Another way to solve this is would be to convert the Whisper output to the desired character variant using a conversion software, like OpenCC. I think the ability to convert between them has been requested previously. This will definitely work in all cases, but there may be slight inaccuracies going from simplified to traditional.

The ideal solution for me would look like this:

An extra text field below the “Generate automatic transcript” button allowing users to provide a custom initial prompt. Maybe hidden by default as “advanced option” or similar. Possibly auto-populate it with some sentence in Chinese languages.
Allow users to convert to and from simplified / traditional characters (in general). Have a checkbox under the “advanced option”, set to “on” by default to avoid surprises.

mark · April 26, 2023, 10:36pm

@bamboozled - Ok, we’ll see what we can do there.

RexyYasu · September 11, 2023, 7:11am

Transcribing podcasts can be a hassle, but free tools like Google's speech recognition can make it easier. This guide simplifies the process. Thanks for sharing!

Adonis12 · April 9, 2025, 12:20pm

Hey @andrey_vasenin1 - super cool find with Whisper! I’m the guy behind Audioscrape.com, where we transcribe podcasts for pros, so I’ve been down this rabbit hole too. Your German SPIEGEL test sounds solid - 1.5 hours for 30 minutes on a basic laptop is pretty decent, and punctuation’s a game-changer over other free tools. Loving the excerpt you shared, it’s wild how well it catches the flow.

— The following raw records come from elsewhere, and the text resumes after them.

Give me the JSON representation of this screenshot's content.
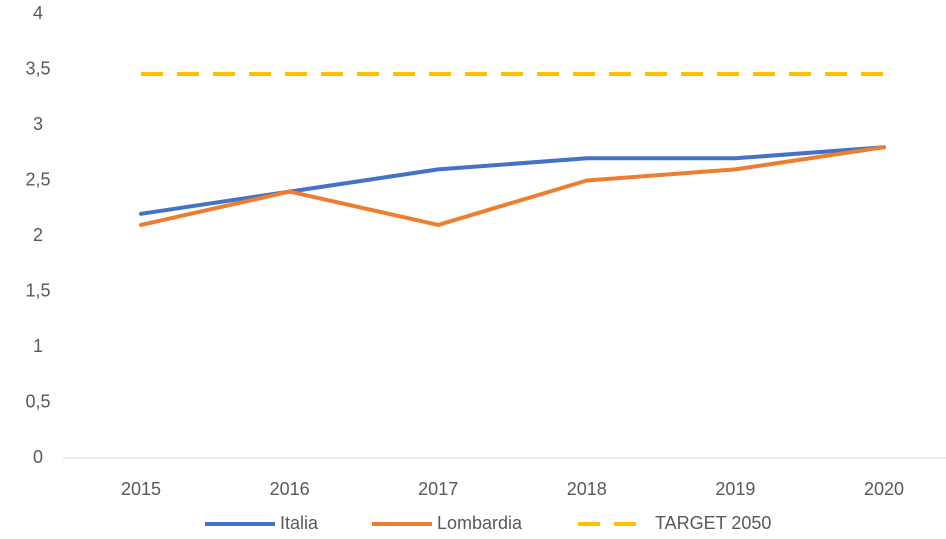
{
  "chart_data": {
    "type": "line",
    "categories": [
      "2015",
      "2016",
      "2017",
      "2018",
      "2019",
      "2020"
    ],
    "series": [
      {
        "name": "Italia",
        "color": "#4472c4",
        "values": [
          2.2,
          2.4,
          2.6,
          2.7,
          2.7,
          2.8
        ]
      },
      {
        "name": "Lombardia",
        "color": "#ed7d31",
        "values": [
          2.1,
          2.4,
          2.1,
          2.5,
          2.6,
          2.8
        ]
      },
      {
        "name": "TARGET 2050",
        "color": "#ffc000",
        "dashed": true,
        "values": [
          3.46,
          3.46,
          3.46,
          3.46,
          3.46,
          3.46
        ]
      }
    ],
    "ylim": [
      0,
      4
    ],
    "yticks": [
      0,
      {
        "value": 0.5,
        "label": "0,5"
      },
      1,
      {
        "value": 1.5,
        "label": "1,5"
      },
      2,
      {
        "value": 2.5,
        "label": "2,5"
      },
      3,
      {
        "value": 3.5,
        "label": "3,5"
      },
      4
    ],
    "grid": false,
    "legend": "bottom"
  }
}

This thread’s gold - tons of great tips like whisper.cpp for speed (nice one @bamboozled ) and freesubtitles.ai for simplicity (props ericb100 and meddit_app ). I’ve messed with Whisper a bunch building Audioscrape, and it’s solid for DIY stuff, though like JanFinster said, setup can be a hassle if you’re not into coding. jmuehlhans , your uni’s use case with noisy field recordings is exactly why we went for a hosted solution - Whisper’s good, but it struggles with tricky audio unless you tweak it hard. For us, we’re at 92% accuracy on clean podcast audio, and we’ve got it running fast enough to monitor the top 100 U.S. business/tech podcasts in real time. rwsandstrom , your 80-85% on Chinese with the base model tracks with what I’ve seen - specialized terms (like JanFinster ’s medical stuff) trip it up unless you go big with the large model or fine-tune it. bamboozled ’s right - Whisper’s not smart enough to proofread itself, it’s just guessing chunk by chunk. If anyone’s looking to skip the DIY grind, Audioscrape’s built for this - transcripts, keyword alerts, all hosted so you don’t need a beastly GPU or terminal skills. TTom , it’s web-based, so MacOS works fine (no native app yet though). GMelillo , that Google Colab trick is clutch for free power - we lean on similar cloud muscle to keep things humming.

Thanks for kicking this off, Andrey - it’s awesome seeing how everyone’s tackling transcripts! Any of you tried Whisper on multi-language podcast episode yet?

vet8t6z79pc4 · April 9, 2025, 12:28pm

For Korean content, it works well, except for some uncommon jargon.

Also, the latest model (v3 turbo) works much faster and accurate than previous ones.